His latest album, For All The Dogs, got panned by critics left and right. His security guard was shot outside his Toronto mansion. And most notably, he got caught up in a far-too-personal feud with fellow rapper Kendrick Lamar (who critics say also panned him over).
For a man that’s lived in the spotlight for the majority of his adult life, numerous shortcomings are expected.
But for an artist who’s dominated the Billboard Hot 100 since his inception – not as much.
However, his infamous mentor, Lil Wayne, certainly hasn’t been without his past troubles. He spent eight months on Rikers for gun possession charges.

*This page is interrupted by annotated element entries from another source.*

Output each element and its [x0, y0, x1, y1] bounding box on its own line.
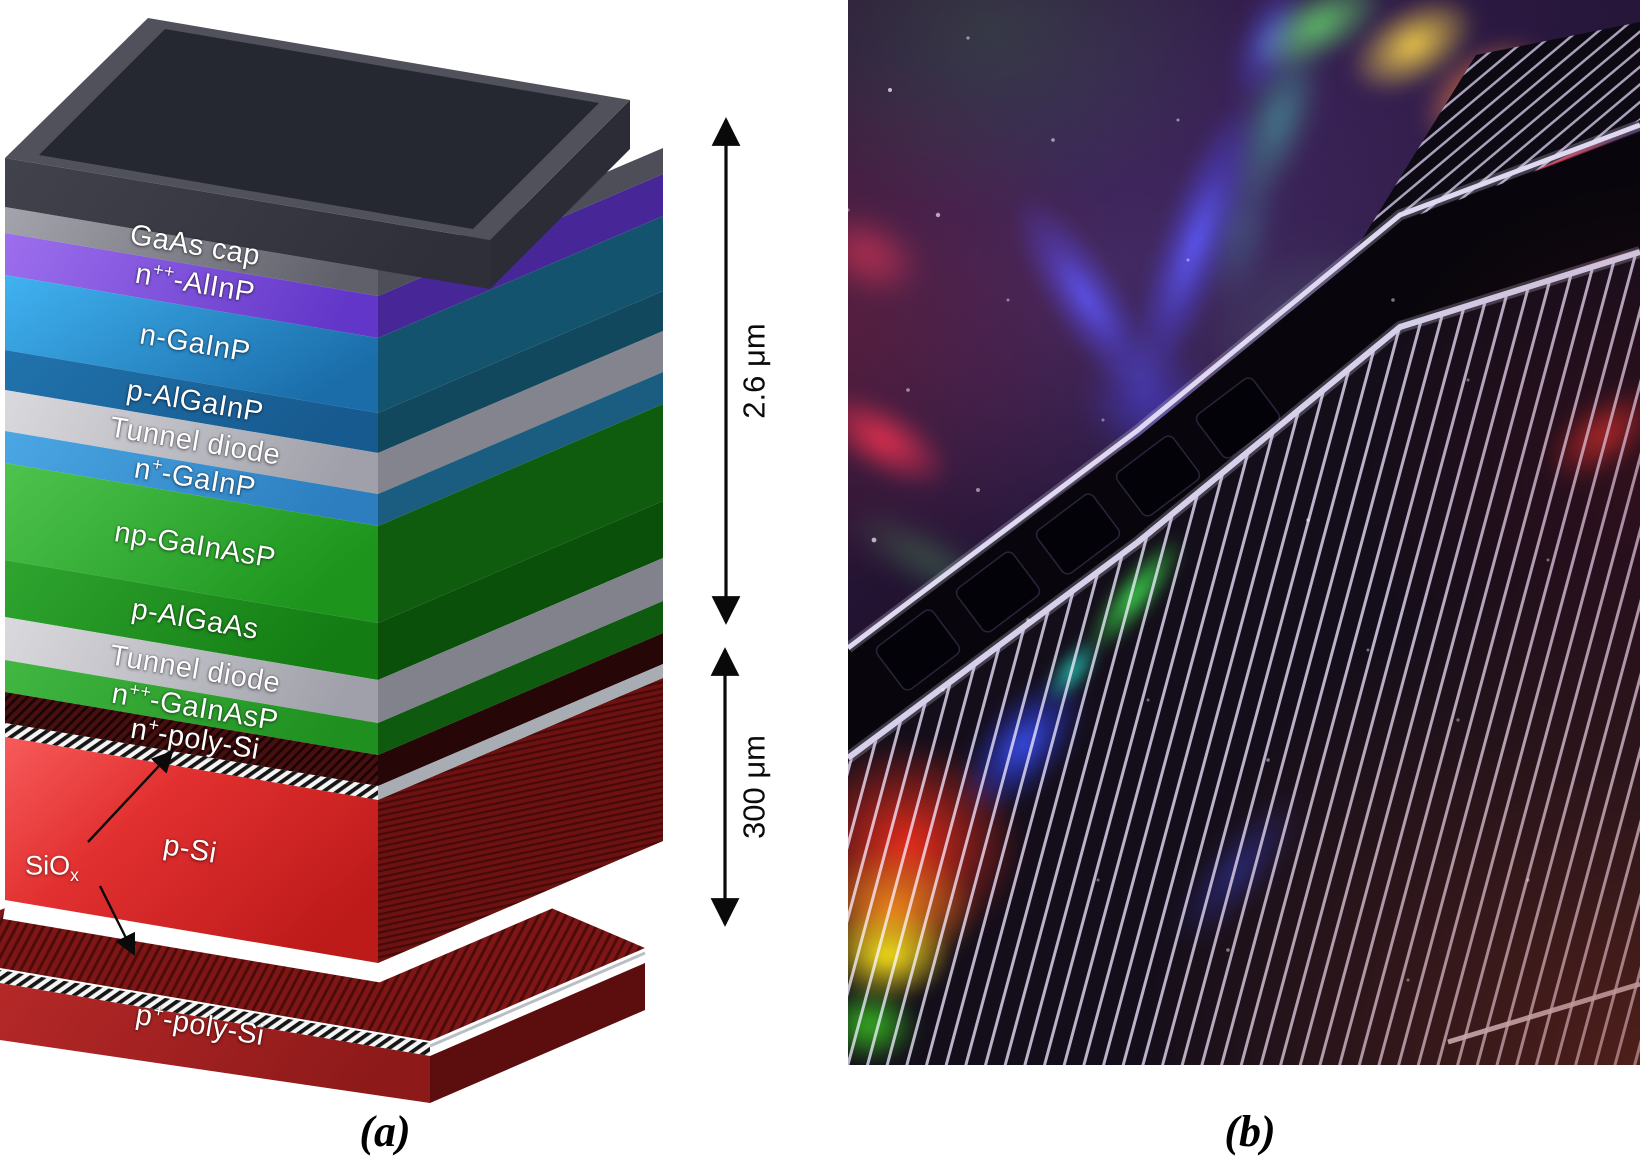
caption-b: (b)	[1224, 1107, 1276, 1156]
epitaxial-layers	[5, 148, 663, 963]
dimension-label-epi-thickness: 2.6 μm	[736, 323, 772, 419]
bottom-slab-side	[430, 963, 645, 1103]
dimension-label-wafer-thickness: 300 μm	[736, 734, 772, 840]
siox-pointer-arrows	[87, 750, 174, 956]
siox-arrow-down	[98, 885, 136, 956]
oxide-label-siox: SiOx	[25, 850, 79, 885]
wafer-gap	[3, 836, 668, 983]
top-cap-slab	[5, 18, 630, 289]
siox-line-top	[5, 723, 378, 800]
caption-a: (a)	[359, 1107, 411, 1156]
siox-line-bottom	[0, 970, 430, 1056]
siox-arrow-up	[87, 750, 174, 843]
dust-speckles	[848, 36, 1550, 982]
layer-stack-diagram	[0, 18, 741, 1103]
solar-cell-photo	[848, 0, 1640, 1065]
p-plus-poly-si-front	[0, 983, 430, 1103]
dimension-arrows	[710, 117, 741, 927]
panel-a-layer-stack: GaAs cap n++-AlInP n-GaInP p-AlGaInP Tun…	[0, 18, 772, 1103]
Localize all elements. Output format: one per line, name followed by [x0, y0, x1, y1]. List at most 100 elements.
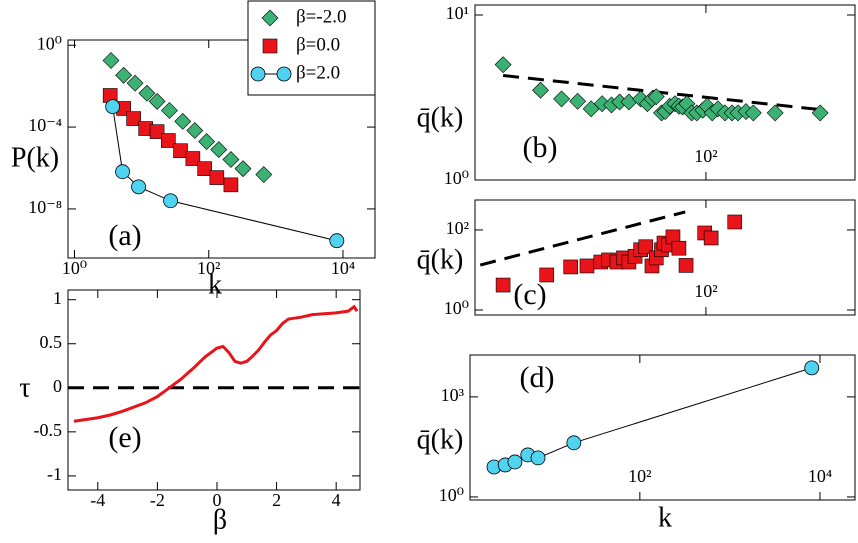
x-axis-label: k: [208, 269, 222, 300]
legend-label: β=0.0: [296, 34, 340, 55]
plot-area: [479, 210, 686, 267]
point: [569, 92, 587, 110]
x-tick-label: 10²: [694, 146, 717, 166]
plot-frame: [474, 4, 856, 181]
x-tick-label: 10⁴: [808, 466, 832, 486]
point: [185, 151, 201, 166]
point: [620, 93, 638, 111]
y-axis-label: q̄(k): [417, 244, 464, 275]
point: [186, 122, 204, 139]
point: [250, 66, 266, 82]
point: [198, 133, 216, 151]
panel-label: (a): [108, 219, 141, 252]
x-tick-label: 4: [332, 490, 341, 510]
point: [678, 258, 694, 273]
plot-area: [502, 73, 826, 112]
y-tick-label: 10⁰: [444, 298, 469, 318]
point: [507, 454, 523, 470]
point: [222, 151, 240, 168]
panel: -4 -2 0 2 4 -1 -0.5 0 0.5 1 (e) τ β: [19, 288, 361, 535]
point: [255, 166, 273, 183]
y-axis-label: τ: [19, 372, 30, 403]
x-tick-label: 10²: [694, 281, 717, 301]
point: [532, 81, 549, 99]
plot-frame: [474, 199, 856, 316]
point: [234, 160, 252, 178]
panel: 10² 10⁴ 10⁰ 10³ (d) q̄(k) k: [417, 354, 856, 533]
y-tick-label: 0: [53, 376, 62, 396]
point: [539, 267, 555, 283]
x-tick-label: 0: [212, 490, 221, 510]
x-tick-label: -4: [90, 490, 105, 510]
point: [161, 102, 178, 119]
panel-label: (b): [523, 131, 558, 164]
point: [163, 193, 178, 209]
point: [115, 164, 130, 180]
panel-label: (c): [513, 278, 546, 311]
point: [329, 233, 345, 249]
x-tick-label: 10⁴: [331, 258, 355, 278]
point: [131, 179, 146, 195]
legend-label: β=2.0: [296, 62, 340, 83]
point: [671, 240, 687, 256]
point: [638, 239, 654, 255]
fit-line: [479, 210, 686, 267]
y-tick-label: 10⁰: [444, 168, 469, 188]
x-tick-label: -2: [150, 490, 165, 510]
point: [495, 277, 511, 293]
point: [149, 124, 165, 139]
series-line: [73, 304, 359, 423]
point: [197, 161, 212, 176]
y-axis-label: q̄(k): [417, 424, 464, 455]
legend: β=-2.0 β=0.0 β=2.0: [247, 0, 376, 96]
point: [647, 88, 665, 106]
panel-label: (d): [520, 361, 555, 394]
x-tick-label: 10⁰: [62, 258, 87, 278]
plot-frame: [67, 39, 376, 259]
plot-area: [68, 304, 360, 423]
x-axis-label: k: [658, 502, 672, 533]
x-tick-label: 2: [272, 490, 281, 510]
point: [115, 66, 133, 84]
point: [530, 450, 546, 466]
point: [223, 177, 239, 193]
point: [174, 112, 192, 130]
point: [744, 104, 762, 122]
point: [566, 435, 582, 451]
y-axis-label: q̄(k): [417, 102, 464, 133]
panel-label: (e): [108, 421, 141, 454]
point: [138, 84, 156, 102]
y-tick-label: 10⁰: [37, 33, 62, 53]
x-tick-label: 10²: [197, 258, 220, 278]
y-tick-label: 10¹: [446, 3, 469, 23]
point: [553, 90, 570, 108]
y-tick-label: 1: [53, 288, 62, 308]
y-tick-label: -1: [47, 464, 62, 484]
plot-frame: [469, 354, 856, 501]
point: [161, 133, 176, 148]
point: [102, 52, 120, 69]
legend-label: β=-2.0: [296, 6, 346, 27]
x-tick-label: 10²: [628, 466, 651, 486]
panel: 10² 10⁰ 10² (c) q̄(k): [417, 199, 856, 318]
y-tick-label: 10²: [446, 218, 469, 238]
point: [209, 170, 225, 185]
point: [579, 258, 595, 274]
point: [126, 111, 141, 126]
point: [210, 141, 228, 159]
y-tick-label: 10⁻⁸: [28, 197, 62, 217]
point: [261, 9, 279, 27]
point: [727, 214, 743, 230]
y-tick-label: 10³: [441, 385, 465, 405]
y-tick-label: -0.5: [34, 420, 63, 440]
x-axis-label: β: [213, 504, 227, 535]
point: [276, 66, 292, 82]
point: [766, 104, 784, 122]
panel: 10⁰ 10² 10⁴ 10⁰ 10⁻⁴ 10⁻⁸ (a) P(k) k: [11, 33, 376, 300]
point: [105, 99, 121, 115]
point: [262, 38, 278, 54]
panel: 10² 10⁰ 10¹ (b) q̄(k): [417, 3, 856, 188]
point: [703, 230, 719, 246]
plot-frame: [67, 289, 361, 491]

His peers tried to kill him by shooting up his tour bus in 2015. And, despite all of their press, he’s still perhaps the most recognizable Blood in all of America.
Yet despite the turbulence the rappers have faced, both professionally and personally, Drake seems to be heeding the wisdom passed down from Wayne, finding his ability to approach each song and album with a sense of curiosity - treating the creative process as a playground rather than an attention span.
“It’s hard as a rapper not to become repetitive,” Drake said of Wayne, “and he always has a new way to make it fun.”
As much as artists and rappers think the career is about building out a public persona, or trying to become the “face of the city”, it’s not. It’s about taking the art form – the elusive combination of rhythm and poetry – and having fun with the results. Wayne had even warned Drake about the dangers of not having fun with the game, of trying to create a career out of a persona of someone he wasn’t.
“He’s pretty much the reason things are at where they’re at because for an artist you have your whole life to make your first project,” Drake’s long-time collaborator Oliver El-Khatib said, “...but once you’re in demand, being an artist for real starts when you actually have to do it on command. Be artistic. Make songs.”
And once you make that first project, once you take that first step, you have to find yourself along the way. You have to tune out the noise and tune back into that wonder, that brilliance that made you fall in love with the music in the first place.
Maybe that's where you’ll find the magic again.